Mr Howard, meanwhile, remains defiant over his government's commitment to the war despite its unpopularity in Australia.

A Newspoll, published in The Australian newspaper yesterday, revealed 26 per cent of people want a definite date set for the withdrawal of Australian troops from Iraq, while 23 per cent want the diggers brought home immediately.

Thirty-one per cent said the troops should remain as long as the Iraqi government wanted them, with 14 per cent supporting a mid-2008 withdrawal.

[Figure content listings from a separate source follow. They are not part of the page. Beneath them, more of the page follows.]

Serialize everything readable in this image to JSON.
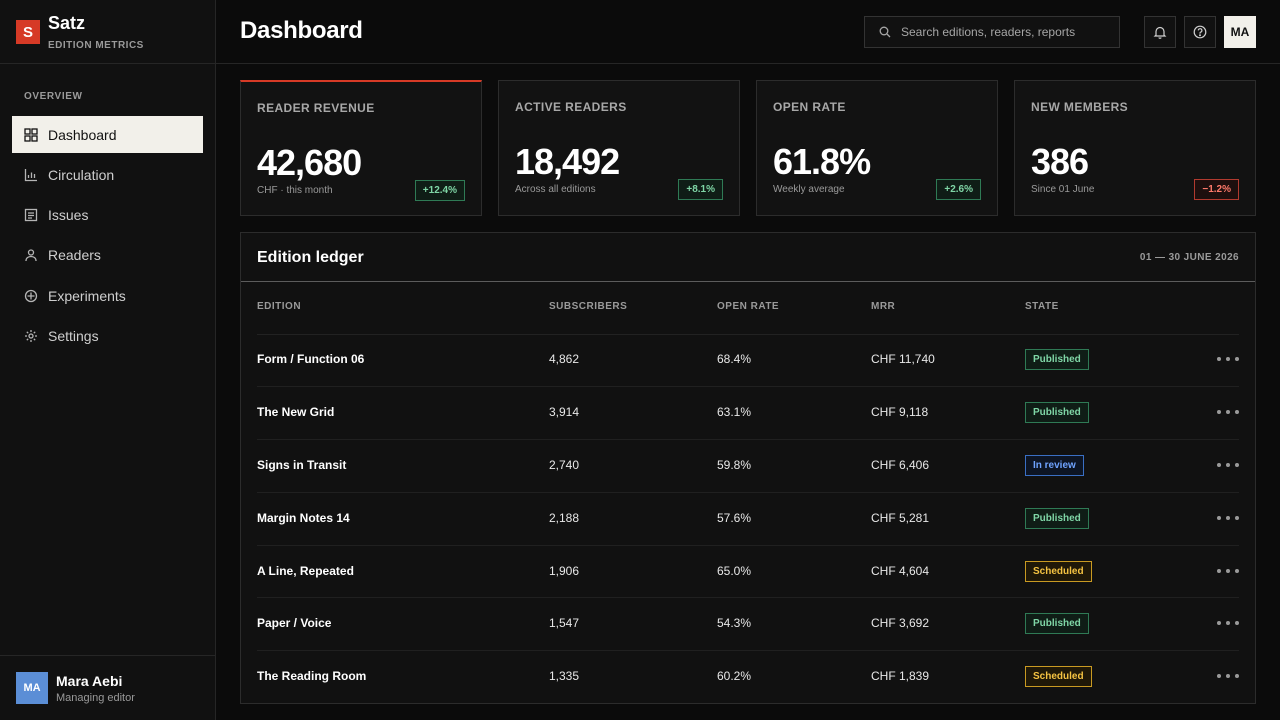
{
  "brand": {
    "logo_letter": "S",
    "name": "Satz",
    "subtitle": "EDITION METRICS",
    "accent": "#d63a26"
  },
  "sidebar": {
    "section_label": "OVERVIEW",
    "items": [
      {
        "label": "Dashboard",
        "icon": "grid-icon",
        "active": true
      },
      {
        "label": "Circulation",
        "icon": "bar-chart-icon",
        "active": false
      },
      {
        "label": "Issues",
        "icon": "document-icon",
        "active": false
      },
      {
        "label": "Readers",
        "icon": "user-icon",
        "active": false
      },
      {
        "label": "Experiments",
        "icon": "crosshair-icon",
        "active": false
      },
      {
        "label": "Settings",
        "icon": "gear-icon",
        "active": false
      }
    ]
  },
  "user": {
    "initials": "MA",
    "name": "Mara Aebi",
    "role": "Managing editor"
  },
  "header": {
    "title": "Dashboard",
    "search_placeholder": "Search editions, readers, reports",
    "avatar_initials": "MA"
  },
  "kpis": [
    {
      "label": "READER REVENUE",
      "value": "42,680",
      "note": "CHF · this month",
      "delta": "+12.4%",
      "trend": "up"
    },
    {
      "label": "ACTIVE READERS",
      "value": "18,492",
      "note": "Across all editions",
      "delta": "+8.1%",
      "trend": "up"
    },
    {
      "label": "OPEN RATE",
      "value": "61.8%",
      "note": "Weekly average",
      "delta": "+2.6%",
      "trend": "up"
    },
    {
      "label": "NEW MEMBERS",
      "value": "386",
      "note": "Since 01 June",
      "delta": "−1.2%",
      "trend": "down"
    }
  ],
  "ledger": {
    "title": "Edition ledger",
    "range": "01 — 30 JUNE 2026",
    "columns": [
      "EDITION",
      "SUBSCRIBERS",
      "OPEN RATE",
      "MRR",
      "STATE"
    ],
    "rows": [
      {
        "edition": "Form / Function 06",
        "subscribers": "4,862",
        "open_rate": "68.4%",
        "mrr": "CHF 11,740",
        "state": "Published"
      },
      {
        "edition": "The New Grid",
        "subscribers": "3,914",
        "open_rate": "63.1%",
        "mrr": "CHF 9,118",
        "state": "Published"
      },
      {
        "edition": "Signs in Transit",
        "subscribers": "2,740",
        "open_rate": "59.8%",
        "mrr": "CHF 6,406",
        "state": "In review"
      },
      {
        "edition": "Margin Notes 14",
        "subscribers": "2,188",
        "open_rate": "57.6%",
        "mrr": "CHF 5,281",
        "state": "Published"
      },
      {
        "edition": "A Line, Repeated",
        "subscribers": "1,906",
        "open_rate": "65.0%",
        "mrr": "CHF 4,604",
        "state": "Scheduled"
      },
      {
        "edition": "Paper / Voice",
        "subscribers": "1,547",
        "open_rate": "54.3%",
        "mrr": "CHF 3,692",
        "state": "Published"
      },
      {
        "edition": "The Reading Room",
        "subscribers": "1,335",
        "open_rate": "60.2%",
        "mrr": "CHF 1,839",
        "state": "Scheduled"
      }
    ]
  }
}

"A lot of people disagree with me on Iraq," he said.

"My position is we are there to help the people of Iraq … we believe very strongly that if the coalition were to pull out of Iraq in circumstances to be perceived as defeat that would be very destabilising for the region, it would be a huge victory for the terrorists and it would be against Australia's national interest."

Mr McClelland predicts the government could be damaged by its Iraq policy at the next federal election.

"The Howard's government's conduct of the war in Iraq has … damaged its credibility (on security issues)," he said.

"If the electorate perceives the government acting on political allegiance rather addressing Australia's national security priorities then they will receive a whack from the electorate on the issue of Iraq."